Lagu lama Said Iqbal presiden buruh namun hidup mewah juga sepi dari tanggapan publik. Setali tiga uang dengan gerakan tinggalkan sidang dewan ala PKS. Semua sepi, masyarakat juga biasa saja. Mahasiswa juga demikian, demo yang tidak bergaung.
Pertama, Jokowi, pemerintah itu memiliki perangkat, intelijen, dan badan riset yang sudah memonitor keadaan dengan sangat menyeluruh. Apa dampaknya, apa kira-kira reaksinya, dan bagaimana masyarakat akan merespons atas sebuah kebijakan. Jadi bukan sekadar asumsi ala oposan dan barisan sakit hati.

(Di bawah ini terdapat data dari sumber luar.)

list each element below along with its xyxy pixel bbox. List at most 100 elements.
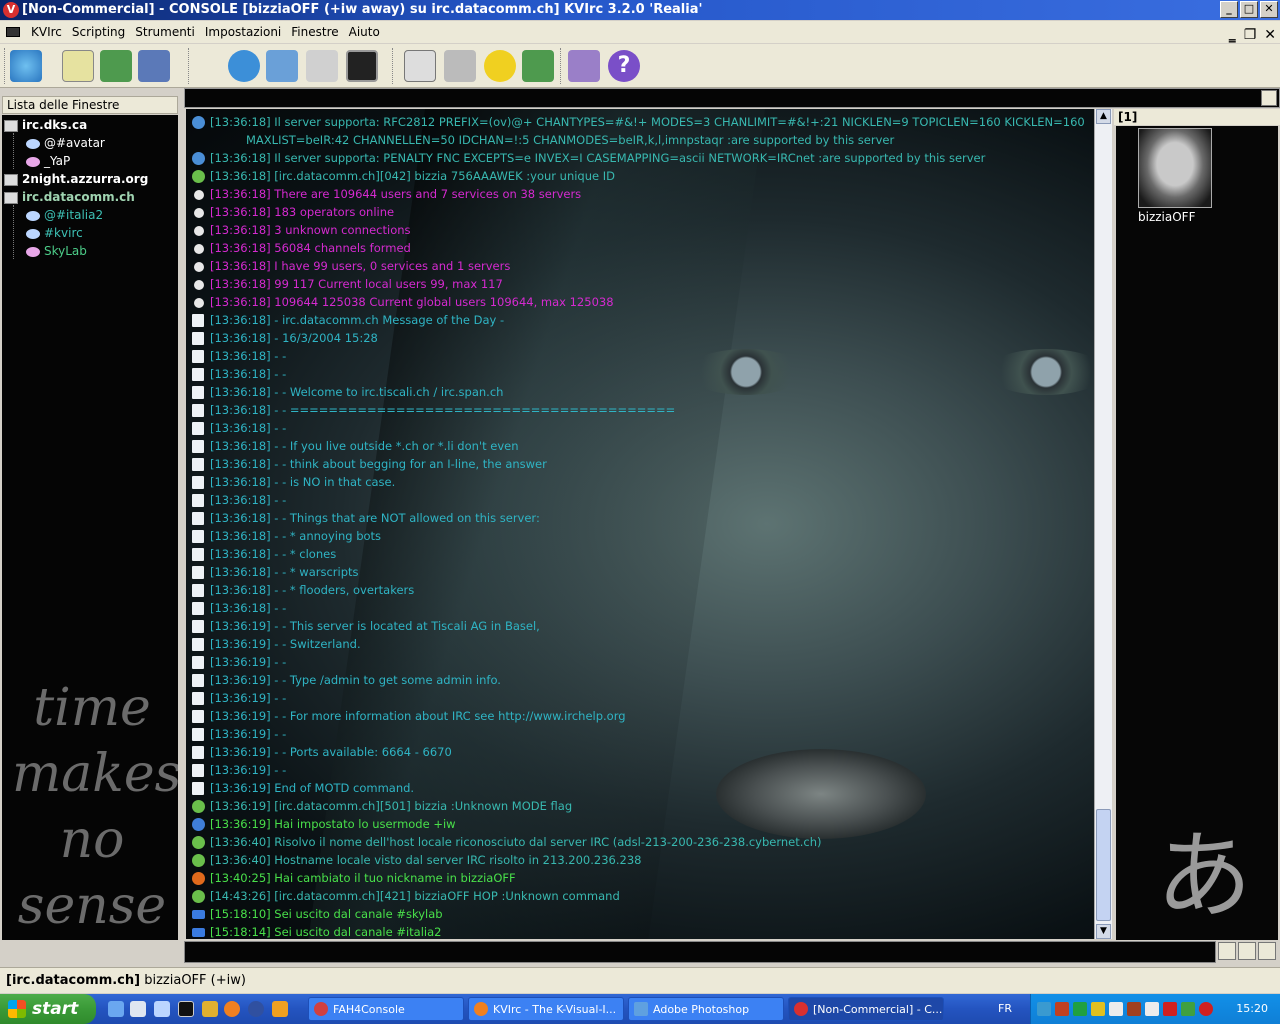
console-output[interactable]: [13:36:18] Il server supporta: RFC2812 P… xyxy=(186,109,1094,939)
tree-channel-avatar[interactable]: @#avatar xyxy=(26,134,105,152)
window-list-header[interactable]: Lista delle Finestre xyxy=(2,96,178,114)
mdi-restore-icon[interactable]: ❐ xyxy=(1244,24,1257,46)
topic-bar[interactable] xyxy=(184,88,1280,108)
close-button[interactable]: ✕ xyxy=(1260,1,1278,18)
theater-masks-icon[interactable] xyxy=(444,50,476,82)
toolbar-grip[interactable] xyxy=(4,48,7,84)
tray-notes-icon[interactable] xyxy=(1109,1002,1123,1016)
scroll-up-arrow-icon[interactable]: ▲ xyxy=(1096,109,1111,124)
identity-icon[interactable] xyxy=(266,50,298,82)
console-line-text: [13:36:18] - - Things that are NOT allow… xyxy=(210,511,540,525)
channel-bubble-icon xyxy=(26,138,40,149)
console-line-text: [13:36:18] - - xyxy=(210,367,287,381)
console-line: [13:36:18] - - is NO in that case. xyxy=(190,473,1090,491)
minimize-button[interactable]: _ xyxy=(1220,1,1238,18)
multiline-toggle-icon[interactable] xyxy=(1218,942,1236,960)
topic-toggle-button[interactable] xyxy=(1261,90,1277,106)
quicklaunch-firefox-icon[interactable] xyxy=(224,1001,240,1017)
menu-strumenti[interactable]: Strumenti xyxy=(130,21,200,43)
tray-fah-icon[interactable] xyxy=(1127,1002,1141,1016)
console-line-text: [13:36:19] End of MOTD command. xyxy=(210,781,415,795)
tree-channel-kvirc[interactable]: #kvirc xyxy=(26,224,83,242)
console-line-text: [13:36:18] - - is NO in that case. xyxy=(210,475,396,489)
user-nick[interactable]: bizziaOFF xyxy=(1138,210,1196,224)
avatar[interactable] xyxy=(1138,128,1212,208)
menu-kvirc[interactable]: KVIrc xyxy=(26,21,67,43)
tray-volume-icon[interactable] xyxy=(1181,1002,1195,1016)
art-word: makes xyxy=(12,744,178,804)
toolbar-separator xyxy=(392,48,395,84)
tree-server-irc-dks-ca[interactable]: irc.dks.ca xyxy=(4,116,87,134)
console-line: [13:36:40] Risolvo il nome dell'host loc… xyxy=(190,833,1090,851)
console-line: [13:36:19] - - xyxy=(190,761,1090,779)
quicklaunch-mail-icon[interactable] xyxy=(202,1001,218,1017)
taskbar-button-kvirc-console[interactable]: [Non-Commercial] - C... xyxy=(788,997,944,1021)
scroll-thumb[interactable] xyxy=(1096,809,1111,921)
console-line-text: [13:36:18] - - * annoying bots xyxy=(210,529,382,543)
console-scrollbar[interactable]: ▲ ▼ xyxy=(1094,109,1112,939)
new-window-icon[interactable] xyxy=(62,50,94,82)
taskbar-button-photoshop[interactable]: Adobe Photoshop xyxy=(628,997,784,1021)
maximize-button[interactable]: □ xyxy=(1240,1,1258,18)
tree-query-skylab[interactable]: SkyLab xyxy=(26,242,87,260)
console-line-text: [13:36:18] There are 109644 users and 7 … xyxy=(210,187,582,201)
message-info-icon xyxy=(192,116,205,129)
console-line: [13:36:19] End of MOTD command. xyxy=(190,779,1090,797)
tray-antivirus-icon[interactable] xyxy=(1163,1002,1177,1016)
quicklaunch-explorer-icon[interactable] xyxy=(130,1001,146,1017)
connect-globe-icon[interactable] xyxy=(10,50,42,82)
emoticon-icon[interactable] xyxy=(1238,942,1256,960)
terminal-icon[interactable] xyxy=(346,50,378,82)
tree-server-2night-azzurra[interactable]: 2night.azzurra.org xyxy=(4,170,148,188)
home-icon[interactable] xyxy=(568,50,600,82)
command-input-bar[interactable] xyxy=(184,941,1216,963)
scroll-down-arrow-icon[interactable]: ▼ xyxy=(1096,924,1111,939)
message-doc-icon xyxy=(192,746,204,759)
menu-aiuto[interactable]: Aiuto xyxy=(344,21,385,43)
tray-app-icon[interactable] xyxy=(1055,1002,1069,1016)
quicklaunch-console-icon[interactable] xyxy=(178,1001,194,1017)
start-button[interactable]: start xyxy=(0,994,96,1024)
command-input[interactable] xyxy=(185,943,1215,963)
menu-impostazioni[interactable]: Impostazioni xyxy=(200,21,286,43)
tree-channel-italia2[interactable]: @#italia2 xyxy=(26,206,103,224)
console-line: [13:36:19] - - This server is located at… xyxy=(190,617,1090,635)
tray-zonealarm-icon[interactable] xyxy=(1091,1002,1105,1016)
userlist-count: [1] xyxy=(1118,110,1138,124)
tray-monitor-icon[interactable] xyxy=(1073,1002,1087,1016)
tray-network-icon[interactable] xyxy=(1037,1002,1051,1016)
channel-list-icon[interactable] xyxy=(100,50,132,82)
message-dot-icon xyxy=(194,298,204,308)
theme-icon[interactable] xyxy=(138,50,170,82)
language-indicator[interactable]: FR xyxy=(998,994,1012,1024)
options-gear-icon[interactable] xyxy=(228,50,260,82)
quicklaunch-ie-icon[interactable] xyxy=(108,1001,124,1017)
taskbar-button-fah4console[interactable]: FAH4Console xyxy=(308,997,464,1021)
history-icon[interactable] xyxy=(1258,942,1276,960)
mdi-minimize-icon[interactable]: ‗ xyxy=(1229,24,1236,46)
tree-server-irc-datacomm[interactable]: irc.datacomm.ch xyxy=(4,188,135,206)
mdi-close-icon[interactable]: ✕ xyxy=(1264,24,1276,46)
menu-scripting[interactable]: Scripting xyxy=(67,21,130,43)
tray-document-icon[interactable] xyxy=(1145,1002,1159,1016)
kvirc-app-icon[interactable]: V xyxy=(3,2,19,18)
title-bar[interactable]: V [Non-Commercial] - CONSOLE [bizziaOFF … xyxy=(0,0,1280,20)
quicklaunch-browser-icon[interactable] xyxy=(248,1001,264,1017)
tools-wrench-icon[interactable] xyxy=(306,50,338,82)
linux-tux-icon[interactable] xyxy=(484,50,516,82)
user-icon[interactable] xyxy=(522,50,554,82)
input-buttons xyxy=(1218,942,1276,960)
quicklaunch-desktop-icon[interactable] xyxy=(154,1001,170,1017)
user-list[interactable]: bizziaOFF あ xyxy=(1116,126,1278,940)
message-doc-icon xyxy=(192,332,204,345)
tray-ati-icon[interactable] xyxy=(1199,1002,1213,1016)
console-line-text: [13:36:18] 56084 channels formed xyxy=(210,241,411,255)
system-menu-icon[interactable] xyxy=(6,27,20,37)
quicklaunch-app-icon[interactable] xyxy=(272,1001,288,1017)
help-question-icon[interactable]: ? xyxy=(608,50,640,82)
taskbar-button-kvirc-web[interactable]: KVIrc - The K-Visual-I... xyxy=(468,997,624,1021)
menu-finestre[interactable]: Finestre xyxy=(286,21,343,43)
server-list-icon[interactable] xyxy=(404,50,436,82)
taskbar-clock[interactable]: 15:20 xyxy=(1236,994,1268,1024)
tree-query-yap[interactable]: _YaP xyxy=(26,152,70,170)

Kedua. Pembangunan yang masif masih berjalan, bahkan hingga pelosok desa. Itu perlu beaya besar, salah satunya adalah dari pengalihan subsidi BBM yang sudah dilakukan sejak 2014. Rakyat itu makin cerdas. Malah elit makin maaf bodoh, dan kritis yang ngaco malahan. Biasanya uang bancaan dinikmati rakyat.
Ketiga, rakyat berfikir dan bertindak untuk bekerja. Beberapa elemen mahasiswa, oposan, dan barisan sakit hati hanya beraktifitas untuk merecokin pemerintah. Mereka coba bekerja, kan akan sibuk dan tidak fokus pada ribet dan ribut pada kebijakan sesaat saja.
Keempat. Yang ribut hanya itu lagi itu lagi. Publik sudah hafal dan bosan, apalagi ujungnya Jokowi turun. Sudah bisa ditebak, pesanan dan bohirnya siapa. Tripel C dan sapi di sekitaran itu. Pemain lapangannya itu-itu juga. Aktor medsosnya juga sama saja.
Kelima, kenaikan harga BBM itu dampak global, pandemi, dan juga konflik Eropa. Hal yang sangat tidak mudah. Berbeda dengan apa yang dilontarkan PKS, oposan, apalagi barisan sakit hati. Di mana mereka tidak ngapa-ngapain, asal beda saja yang ada.